I also looked at Elizabeth Losh’s article “Hacktivism and the Humanities: Programming Protest in the Era of the Digital University.” Losh notes the institutional dynamics of digital humanities work that challenges the distinction between activism and scholarship. Digital projects such as the undocumented immigrant mapping project seem to make this line especially problematic, as they “create slippage in delineating the difference between ‘personal views’ and professional expertise and also raise questions about what constitutes a ‘criminal act’ when computer algorithms perform their unit operations automatically and highly efficient digital distribution systems produce cascading effects not possible to execute from a single computer.”
What seems to be notable in cases like Dominguez’s project is the way in which university IT policies could be used as authorizing discourses for university administrators seeking to challenge these kinds of radical digital projects. They can be used as cudgels against claims of academic freedom by associating academic work with disruptive “hacktivism” and improper use of university resources. In addition to the usual challenges associated with digital humanities work stemming from with lack of recognition by tenure and promotion boards, collective authorship, and securing funding for digital work, the politics of digital activism through university technological resources poses another challenge for humanities scholars engaging in these kinds of extra-textual projects. In addition, the public nature of this work makes digital interventions easy targets for controversy and Fox News “liberal academic” bashing. As Losh notes, when scholars move into the arena of digital activism, “the attention goes to the programmer’s identity as a hacker, rather than as a member of the academy, even though such conduct may be both socially useful and morally justified and thus fully in keeping with the university’s mission to serve the public.”

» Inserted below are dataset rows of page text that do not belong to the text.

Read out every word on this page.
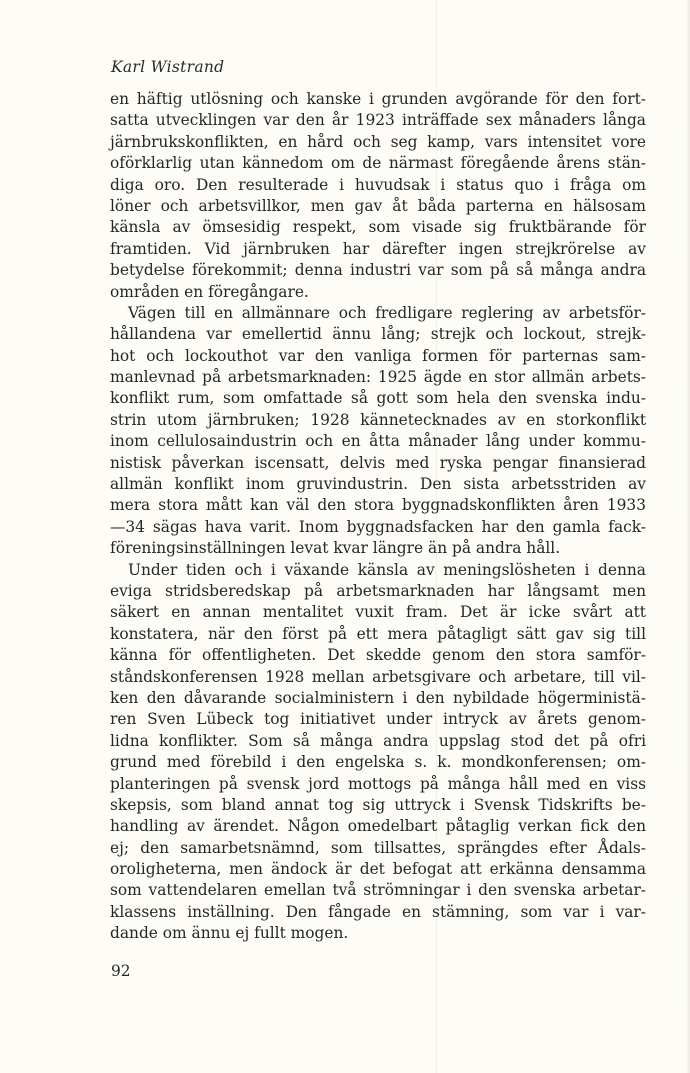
Karl Wistrand
en häftig utlösning och kanske i grunden avgörande för den fort-
satta utvecklingen var den år 1923 inträffade sex månaders långa
järnbrukskonflikten, en hård och seg kamp, vars intensitet vore
oförklarlig utan kännedom om de närmast föregående årens stän-
diga oro. Den resulterade i huvudsak i status quo i fråga om
löner och arbetsvillkor, men gav åt båda parterna en hälsosam
känsla av ömsesidig respekt, som visade sig fruktbärande för
framtiden. Vid järnbruken har därefter ingen strejkrörelse av
betydelse förekommit; denna industri var som på så många andra
områden en föregångare.
Vägen till en allmännare och fredligare reglering av arbetsför-
hållandena var emellertid ännu lång; strejk och lockout, strejk-
hot och lockouthot var den vanliga formen för parternas sam-
manlevnad på arbetsmarknaden: 1925 ägde en stor allmän arbets-
konflikt rum, som omfattade så gott som hela den svenska indu-
strin utom järnbruken; 1928 kännetecknades av en storkonflikt
inom cellulosaindustrin och en åtta månader lång under kommu-
nistisk påverkan iscensatt, delvis med ryska pengar finansierad
allmän konflikt inom gruvindustrin. Den sista arbetsstriden av
mera stora mått kan väl den stora byggnadskonflikten åren 1933
—34 sägas hava varit. Inom byggnadsfacken har den gamla fack-
föreningsinställningen levat kvar längre än på andra håll.
Under tiden och i växande känsla av meningslösheten i denna
eviga stridsberedskap på arbetsmarknaden har långsamt men
säkert en annan mentalitet vuxit fram. Det är icke svårt att
konstatera, när den först på ett mera påtagligt sätt gav sig till
känna för offentligheten. Det skedde genom den stora samför-
ståndskonferensen 1928 mellan arbetsgivare och arbetare, till vil-
ken den dåvarande socialministern i den nybildade högerministä-
ren Sven Lübeck tog initiativet under intryck av årets genom-
lidna konflikter. Som så många andra uppslag stod det på ofri
grund med förebild i den engelska s. k. mondkonferensen; om-
planteringen på svensk jord mottogs på många håll med en viss
skepsis, som bland annat tog sig uttryck i Svensk Tidskrifts be-
handling av ärendet. Någon omedelbart påtaglig verkan fick den
ej; den samarbetsnämnd, som tillsattes, sprängdes efter Ådals-
oroligheterna, men ändock är det befogat att erkänna densamma
som vattendelaren emellan två strömningar i den svenska arbetar-
klassens inställning. Den fångade en stämning, som var i var-
dande om ännu ej fullt mogen.
92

One extra-textual project that has similarly created public controversy is FemTechNet’s Wikistorming Project. As many of us already know, the Wikistorming project was designed to work with students to edit Wikipedia in order to make “certain women and their contributions to culture are remembered and acknowledged in the digital landscape.”
The project utilized Wikipedia as a pedagogical tool by enabling students to act as Wikipedia contributors. By intervening in the collective knowledge base of Wikipedia, FemTechNet worked to make visible the contributions of women and feminist scholarship. However, the project sparked intense public controversy when it was featured on Fox News as an example of injecting “bias” into the “factual” information on Wikipedia. By critiquing FemTechNet’s Wikistorming as feminist bias, Fox News delegitimized the pedagogical project as a politically-motivated assault on technical reason.
These projects show us the challenges and politics of digital humanities work that blurs the line between scholarship and activism. Losh’s article brings to light the institutional, epistemological, and political challenges of digital humanities work.